Olmsted was born in Hartford, Connecticut in 1822. His father, John Olmsted, a prosperous merchant, took a lively interest in nature, people, and places, which was inherited by both Frederick Law and his younger brother, John Hull. His mother, Charlotte Law (Hull) Olmsted, died when he was scarcely four years old.
His father remarried in 1827 to Mary Ann Bull, who shared her husband's strong love of nature and had perhaps a more cultivated taste. When the young Olmsted was almost ready to enter Yale College, as a graduate of Phillips Academy in 1838, sumac poisoning weakened his eyes and he gave up college plans. After working as a seaman, merchant, and journalist, in January 1848 Olmsted settled on a farm on the south shore of Staten Island which his father helped him acquire.

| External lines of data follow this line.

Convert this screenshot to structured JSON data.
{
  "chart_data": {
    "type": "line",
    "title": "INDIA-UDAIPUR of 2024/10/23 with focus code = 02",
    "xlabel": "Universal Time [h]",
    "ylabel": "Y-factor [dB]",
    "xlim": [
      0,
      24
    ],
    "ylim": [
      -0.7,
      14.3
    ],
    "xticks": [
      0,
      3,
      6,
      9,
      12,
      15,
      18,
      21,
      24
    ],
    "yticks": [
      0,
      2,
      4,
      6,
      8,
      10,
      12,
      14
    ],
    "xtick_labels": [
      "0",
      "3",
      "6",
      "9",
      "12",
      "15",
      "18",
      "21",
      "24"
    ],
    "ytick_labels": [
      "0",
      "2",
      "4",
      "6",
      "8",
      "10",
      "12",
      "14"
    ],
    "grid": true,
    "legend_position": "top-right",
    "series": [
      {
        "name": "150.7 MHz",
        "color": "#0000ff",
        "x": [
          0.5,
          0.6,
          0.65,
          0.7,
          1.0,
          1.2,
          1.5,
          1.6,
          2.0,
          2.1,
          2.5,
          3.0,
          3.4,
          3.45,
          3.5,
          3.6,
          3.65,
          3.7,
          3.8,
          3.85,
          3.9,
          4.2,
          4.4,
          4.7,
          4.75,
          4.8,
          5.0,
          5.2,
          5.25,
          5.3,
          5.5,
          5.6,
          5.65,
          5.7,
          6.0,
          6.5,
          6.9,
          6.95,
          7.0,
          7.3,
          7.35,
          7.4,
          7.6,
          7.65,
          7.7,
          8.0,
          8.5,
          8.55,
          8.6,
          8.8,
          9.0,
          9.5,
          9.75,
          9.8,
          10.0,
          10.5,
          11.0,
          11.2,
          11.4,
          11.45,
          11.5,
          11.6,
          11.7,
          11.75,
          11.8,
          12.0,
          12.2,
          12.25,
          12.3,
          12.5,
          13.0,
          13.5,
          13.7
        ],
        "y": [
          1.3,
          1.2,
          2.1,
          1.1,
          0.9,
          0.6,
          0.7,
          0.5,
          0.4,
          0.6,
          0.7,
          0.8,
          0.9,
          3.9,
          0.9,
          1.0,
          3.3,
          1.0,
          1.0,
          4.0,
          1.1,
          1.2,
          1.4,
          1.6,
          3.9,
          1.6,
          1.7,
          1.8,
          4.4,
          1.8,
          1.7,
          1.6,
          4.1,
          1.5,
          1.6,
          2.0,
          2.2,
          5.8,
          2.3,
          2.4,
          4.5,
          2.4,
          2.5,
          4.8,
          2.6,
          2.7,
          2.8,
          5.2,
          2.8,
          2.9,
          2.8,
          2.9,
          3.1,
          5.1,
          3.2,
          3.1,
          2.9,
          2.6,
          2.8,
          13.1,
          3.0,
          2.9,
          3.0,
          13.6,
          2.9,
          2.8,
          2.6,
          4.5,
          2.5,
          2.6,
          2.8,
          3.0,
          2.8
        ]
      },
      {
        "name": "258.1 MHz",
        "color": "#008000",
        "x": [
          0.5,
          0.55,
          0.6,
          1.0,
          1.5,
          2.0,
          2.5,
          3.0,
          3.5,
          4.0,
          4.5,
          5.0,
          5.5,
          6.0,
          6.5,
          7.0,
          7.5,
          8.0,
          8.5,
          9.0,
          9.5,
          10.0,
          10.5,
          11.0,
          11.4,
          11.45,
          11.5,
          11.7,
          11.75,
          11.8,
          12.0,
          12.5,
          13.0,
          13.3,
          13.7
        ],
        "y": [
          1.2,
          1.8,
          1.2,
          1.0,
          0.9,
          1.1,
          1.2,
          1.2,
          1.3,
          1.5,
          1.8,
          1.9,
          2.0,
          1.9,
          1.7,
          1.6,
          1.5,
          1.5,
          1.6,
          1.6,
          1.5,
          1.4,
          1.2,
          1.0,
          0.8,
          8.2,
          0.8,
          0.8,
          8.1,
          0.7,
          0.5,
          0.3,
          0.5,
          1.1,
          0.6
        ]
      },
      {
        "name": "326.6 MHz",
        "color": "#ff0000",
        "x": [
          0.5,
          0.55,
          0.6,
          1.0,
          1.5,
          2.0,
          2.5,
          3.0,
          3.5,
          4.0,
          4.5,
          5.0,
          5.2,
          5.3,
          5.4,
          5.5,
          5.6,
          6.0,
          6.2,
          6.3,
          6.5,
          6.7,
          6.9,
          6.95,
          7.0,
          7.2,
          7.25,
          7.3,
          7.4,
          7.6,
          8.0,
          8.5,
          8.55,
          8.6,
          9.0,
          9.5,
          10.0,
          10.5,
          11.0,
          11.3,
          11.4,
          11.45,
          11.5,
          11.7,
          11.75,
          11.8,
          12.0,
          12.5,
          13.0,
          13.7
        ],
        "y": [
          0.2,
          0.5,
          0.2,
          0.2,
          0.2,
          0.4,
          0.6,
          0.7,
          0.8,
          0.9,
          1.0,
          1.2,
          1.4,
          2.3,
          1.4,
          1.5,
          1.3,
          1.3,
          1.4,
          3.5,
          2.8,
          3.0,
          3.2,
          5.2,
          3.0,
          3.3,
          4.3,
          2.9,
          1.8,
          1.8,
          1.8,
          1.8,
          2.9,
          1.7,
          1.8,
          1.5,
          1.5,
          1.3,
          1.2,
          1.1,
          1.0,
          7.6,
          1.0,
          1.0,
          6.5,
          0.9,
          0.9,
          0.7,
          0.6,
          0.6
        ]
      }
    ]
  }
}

This farm, originally named the Akerly Homestead, was renamed Tosomock Farm by Olmsted. It was later renamed "The Woods of Arden" by owner Erastus Wiman. (The house in which Olmsted lived still stands today at 4515 Hylan Blvd, near Woods of Arden Road.) Olmsted had a significant career in journalism.
In 1850, he traveled to England to visit public gardens, where he was greatly impressed by Joseph Paxton's Birkenhead Park. He subsequently wrote and published Walks and Talks of an American Farmer in England in 1852. This supported his getting additional work.